Sir Thomas Allen's new production for Scottish Opera is a handsomely designed affair, set in a semi-rotunda with sliding bronze tiers accessed by spiral staircases to either side. The female chorus appeared as period nurses/nannies, while the men were either old-style miners (I was rather strongly reminded of some productions of Das Rheingold I've seen) or top-hatted, bearded Victorian gentlemen (think Isambard Kingdom Brunel). Rather regrettably, the full splendour of the Queen of the Night's dress wasn't visible until she took her bows at the end, but her ladies were extravagantly dark and spangly. One interesting idea made Monostatos not a black-face, but a mustachio-twirling, Edwardian melodrama villain with a clawed gauntlet for a left hand - when he refers to his appearance being off-putting, it was this hand that was indicated.

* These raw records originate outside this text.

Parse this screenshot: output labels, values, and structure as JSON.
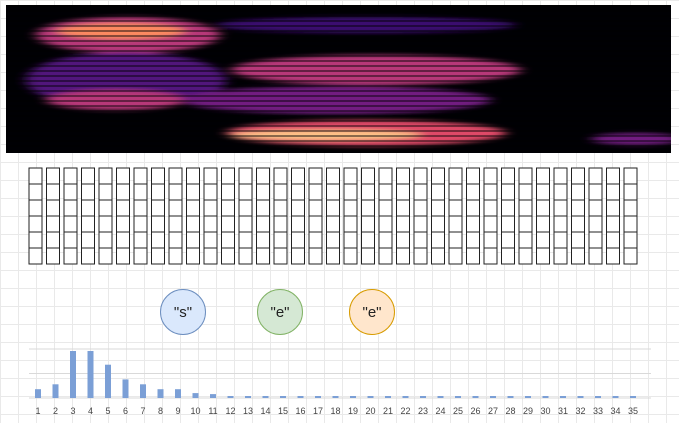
{
  "spectrogram": {
    "colormap": "magma"
  },
  "frame_grid": {
    "columns": 35,
    "rows": 6,
    "stroke_color": "#222222"
  },
  "tokens": [
    {
      "label": "\"s\"",
      "fill": "#dae8fc",
      "stroke": "#6c8ebf"
    },
    {
      "label": "\"e\"",
      "fill": "#d5e8d4",
      "stroke": "#82b366"
    },
    {
      "label": "\"e\"",
      "fill": "#ffe6cc",
      "stroke": "#d79b00"
    }
  ],
  "chart_data": {
    "type": "bar",
    "categories": [
      "1",
      "2",
      "3",
      "4",
      "5",
      "6",
      "7",
      "8",
      "9",
      "10",
      "11",
      "12",
      "13",
      "14",
      "15",
      "16",
      "17",
      "18",
      "19",
      "20",
      "21",
      "22",
      "23",
      "24",
      "25",
      "26",
      "27",
      "28",
      "29",
      "30",
      "31",
      "32",
      "33",
      "34",
      "35"
    ],
    "values": [
      9,
      14,
      48,
      48,
      34,
      19,
      14,
      9,
      9,
      5,
      4,
      2,
      2,
      2,
      2,
      2,
      2,
      2,
      2,
      2,
      2,
      2,
      2,
      2,
      2,
      2,
      2,
      2,
      2,
      2,
      2,
      2,
      2,
      2,
      2
    ],
    "ylim": [
      0,
      50
    ],
    "grid": true,
    "bar_color": "#7b9fd6",
    "title": "",
    "xlabel": "",
    "ylabel": ""
  }
}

And the one point where I laughed outright was the Dance of the Slaves, where the "miners" did a little sort of Morris Dance, with white handkerchiefs, to the sound of Papageno's magical bells, in a nod to Sir Thomas's County Durham roots
There's an additional factor that can be annoying about productions of the Flute in Britain; there is a strong tendency to reduce it to the level of pantomime, playing almost purely for laughs, and as I'm not much of a fan of pantomime in the first place, it's something I find irritating. The best production I've ever seen of Flute was also at Scottish Opera, the Jonathan Miller one from the early 80s, with its Age of Enlightenment library setting, which managed to be entertaining without giving that impression of playing to the peanut gallery. Allen's production (of which tonight was the opening night) doesn't entirely avoid this pitfall; Papageno is set up as the MC of a show that marries Victorian vaudeville to the Industrial Revolution, and is very much a stand-up comic figure, with several contemporary jokes worked into his patter, and rather heavily based on Eric Idle. Still, on the whole it was kept to a tolerable level, but at the same time, the production rarely touched any real depths of emotion. There were some nice ideas, and it was fairly coherent in concept, but little real sense of development.

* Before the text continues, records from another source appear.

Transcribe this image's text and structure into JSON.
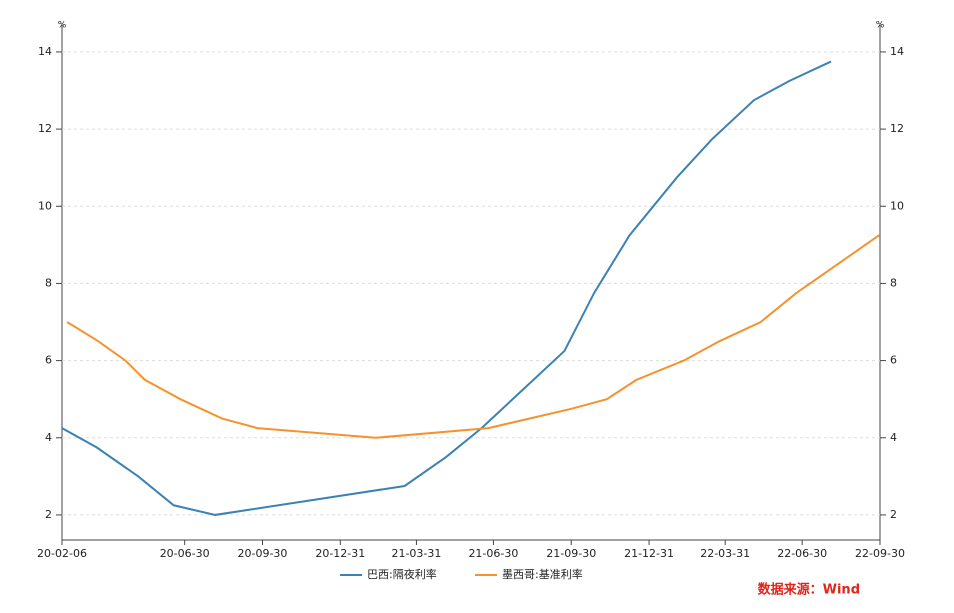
{
  "chart_data": {
    "type": "line",
    "y_unit": "%",
    "y2_unit": "%",
    "xlim": [
      "20-02-06",
      "22-09-30"
    ],
    "xticks": [
      "20-02-06",
      "20-06-30",
      "20-09-30",
      "20-12-31",
      "21-03-31",
      "21-06-30",
      "21-09-30",
      "21-12-31",
      "22-03-31",
      "22-06-30",
      "22-09-30"
    ],
    "ylim": [
      1.35,
      14.75
    ],
    "yticks": [
      2,
      4,
      6,
      8,
      10,
      12,
      14
    ],
    "y2lim": [
      1.35,
      14.75
    ],
    "y2ticks": [
      2,
      4,
      6,
      8,
      10,
      12,
      14
    ],
    "grid": true,
    "legend": "bottom",
    "series": [
      {
        "name": "巴西:隔夜利率",
        "color": "#3b82b3",
        "x": [
          "20-02-06",
          "20-03-18",
          "20-05-06",
          "20-06-17",
          "20-08-05",
          "21-03-17",
          "21-05-05",
          "21-06-16",
          "21-08-04",
          "21-09-22",
          "21-10-27",
          "21-12-08",
          "22-02-02",
          "22-03-16",
          "22-05-04",
          "22-06-15",
          "22-08-03"
        ],
        "values": [
          4.25,
          3.75,
          3.0,
          2.25,
          2.0,
          2.75,
          3.5,
          4.25,
          5.25,
          6.25,
          7.75,
          9.25,
          10.75,
          11.75,
          12.75,
          13.25,
          13.75
        ]
      },
      {
        "name": "墨西哥:基准利率",
        "color": "#f5922f",
        "axis": "y2",
        "x": [
          "20-02-12",
          "20-03-20",
          "20-04-21",
          "20-05-14",
          "20-06-25",
          "20-08-13",
          "20-09-24",
          "21-02-11",
          "21-06-24",
          "21-08-12",
          "21-09-30",
          "21-11-11",
          "21-12-16",
          "22-02-10",
          "22-03-24",
          "22-05-12",
          "22-06-23",
          "22-08-11",
          "22-09-29"
        ],
        "values": [
          7.0,
          6.5,
          6.0,
          5.5,
          5.0,
          4.5,
          4.25,
          4.0,
          4.25,
          4.5,
          4.75,
          5.0,
          5.5,
          6.0,
          6.5,
          7.0,
          7.75,
          8.5,
          9.25
        ]
      }
    ],
    "source": "数据来源：Wind"
  }
}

Conductor Ekhart Wycik kept a firm hand on the reins with his young cast, with good tempi and phrasing, but as with the production as a whole, I found the emotional level rather detached. Laura Mitchell and Nicky Spence were a nice, but somewhat bland central pair. Richard Burkhard was kept so busy with the comic business as Papageno that when he actually sang, it was almost a surprise - I'd like to hear him in something else some day. Jonathan Best simply didn't have the lowest notes in his voice for Sarastro, which was quite a disappointment, because the voice in its upper range sounded good and authoritative. The comprimario parts were all quite adequate, but only one singer really stood out, and that was Japanese soprano Mari Moriya, as the Queen of the Night. Here was a voice with real power and colour, not to mention the agility and range for the part, and the fire and conviction to put the kind of life into her character that was somewhat lacking with the others.